Aqui no bairro tenho alguns amigos. Nas horas vagas gosto de ficar com a minha sobrinha, de brincar com ela. Também saio com minha prima, vou na minha amiga Sabrina. Também gosto de ir na igreja, onde tem o grupo de jovens. Sou monitora de uma turma, e já fomos acampar algumas vezes, mas não sou de ir em festa.
Gosto muito de ler. Tenho o livro A Culpa é das Estrelas. Achei legal porque que fala do câncer, da superação da guria, ela acha que vai morrer...
Vergonha
Meus colegas também dizem que não querem mais estudar, acham que não vai adiantar. Quem trabalha muito de dia não tem vontade de ir estudar de noite, mas tem que estudar, pra terminar e ter futuro. Tens uns que não têm material para levar na escola. Outros ficam com vergonha porque os colegas do lado têm, daí não ficam com vontade de ir pro colégio.

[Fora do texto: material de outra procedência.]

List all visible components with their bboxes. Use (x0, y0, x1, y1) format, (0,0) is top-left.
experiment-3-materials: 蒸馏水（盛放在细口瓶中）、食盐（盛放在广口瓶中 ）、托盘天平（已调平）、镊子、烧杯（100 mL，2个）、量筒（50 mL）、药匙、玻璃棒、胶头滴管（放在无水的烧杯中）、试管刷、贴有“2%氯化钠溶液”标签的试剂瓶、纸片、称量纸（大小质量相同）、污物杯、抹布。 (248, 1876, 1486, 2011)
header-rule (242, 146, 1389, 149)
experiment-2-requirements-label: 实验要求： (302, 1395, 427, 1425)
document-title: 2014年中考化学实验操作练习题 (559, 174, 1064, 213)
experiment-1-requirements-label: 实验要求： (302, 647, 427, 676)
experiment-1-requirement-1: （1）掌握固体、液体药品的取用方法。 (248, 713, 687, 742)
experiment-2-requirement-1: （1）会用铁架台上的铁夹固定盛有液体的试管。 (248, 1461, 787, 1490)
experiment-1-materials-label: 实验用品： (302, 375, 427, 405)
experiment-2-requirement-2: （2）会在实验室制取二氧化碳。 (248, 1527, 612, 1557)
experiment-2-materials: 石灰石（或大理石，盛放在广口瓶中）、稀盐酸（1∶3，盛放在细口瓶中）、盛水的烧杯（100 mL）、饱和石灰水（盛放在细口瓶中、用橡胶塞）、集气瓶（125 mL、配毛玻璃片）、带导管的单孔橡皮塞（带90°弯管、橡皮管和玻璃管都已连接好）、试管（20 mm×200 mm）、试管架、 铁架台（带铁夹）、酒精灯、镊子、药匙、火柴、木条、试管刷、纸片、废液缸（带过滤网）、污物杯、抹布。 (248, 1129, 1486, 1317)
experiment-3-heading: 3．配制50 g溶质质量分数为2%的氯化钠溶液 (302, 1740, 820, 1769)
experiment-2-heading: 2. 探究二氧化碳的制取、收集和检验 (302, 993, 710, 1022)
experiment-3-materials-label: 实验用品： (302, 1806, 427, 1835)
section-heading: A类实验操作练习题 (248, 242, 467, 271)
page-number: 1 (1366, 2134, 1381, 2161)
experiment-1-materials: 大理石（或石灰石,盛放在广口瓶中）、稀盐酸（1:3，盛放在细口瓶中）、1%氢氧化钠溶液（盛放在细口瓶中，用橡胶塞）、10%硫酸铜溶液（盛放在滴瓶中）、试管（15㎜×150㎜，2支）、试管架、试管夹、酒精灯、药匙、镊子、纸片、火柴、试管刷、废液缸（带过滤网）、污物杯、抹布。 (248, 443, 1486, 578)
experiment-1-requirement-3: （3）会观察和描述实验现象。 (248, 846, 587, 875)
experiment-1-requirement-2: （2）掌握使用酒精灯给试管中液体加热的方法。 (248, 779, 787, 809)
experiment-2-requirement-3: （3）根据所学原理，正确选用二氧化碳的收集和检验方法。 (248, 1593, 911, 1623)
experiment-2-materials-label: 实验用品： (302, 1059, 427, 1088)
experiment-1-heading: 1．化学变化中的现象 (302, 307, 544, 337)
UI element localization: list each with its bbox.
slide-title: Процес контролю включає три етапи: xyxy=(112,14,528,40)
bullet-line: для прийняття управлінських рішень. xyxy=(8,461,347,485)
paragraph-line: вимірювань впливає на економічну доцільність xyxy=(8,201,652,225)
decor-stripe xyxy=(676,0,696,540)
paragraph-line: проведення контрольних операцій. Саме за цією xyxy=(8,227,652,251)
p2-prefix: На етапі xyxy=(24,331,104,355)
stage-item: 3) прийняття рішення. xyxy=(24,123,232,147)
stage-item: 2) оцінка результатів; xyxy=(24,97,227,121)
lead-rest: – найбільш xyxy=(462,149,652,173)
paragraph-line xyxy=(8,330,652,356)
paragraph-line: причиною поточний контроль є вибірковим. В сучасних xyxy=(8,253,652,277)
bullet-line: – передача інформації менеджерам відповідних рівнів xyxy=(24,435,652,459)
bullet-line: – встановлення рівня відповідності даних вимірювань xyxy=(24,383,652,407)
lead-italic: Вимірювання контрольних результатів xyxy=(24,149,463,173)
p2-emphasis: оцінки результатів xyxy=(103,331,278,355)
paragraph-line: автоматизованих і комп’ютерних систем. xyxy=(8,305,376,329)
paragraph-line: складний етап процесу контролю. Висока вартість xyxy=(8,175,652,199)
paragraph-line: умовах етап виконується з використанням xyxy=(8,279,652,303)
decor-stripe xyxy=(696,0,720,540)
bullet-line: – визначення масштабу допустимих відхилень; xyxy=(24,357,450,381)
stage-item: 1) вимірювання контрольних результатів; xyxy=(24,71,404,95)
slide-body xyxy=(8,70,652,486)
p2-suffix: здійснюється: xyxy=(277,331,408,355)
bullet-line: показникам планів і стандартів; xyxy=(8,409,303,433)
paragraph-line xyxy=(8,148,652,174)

Estou fazendo ainda o fundamental. No ano que vem quero começar o primeiro ano (do ensino médio), e tentar a faculdade mais pra frente, ter um emprego melhor. Não vou desistir.
Fernanda de Souza, aluna da Educação de Jovens e Adultos (EJA) da Escola Angelina Sassi Comandulli, na zona norte de Caxias.
Da Redação
- O ensino médio é o principal gargalo do sistema educacional no país. A estudante Fernanda de Souza, 16 anos, é exemplo das barreiras enfrentadas por centenas de jovens que se preparam para ingressar ou se manter nessa etapa escolar. Ela desistiu na sétima série, mas retornou aos estudos por meio da EJA.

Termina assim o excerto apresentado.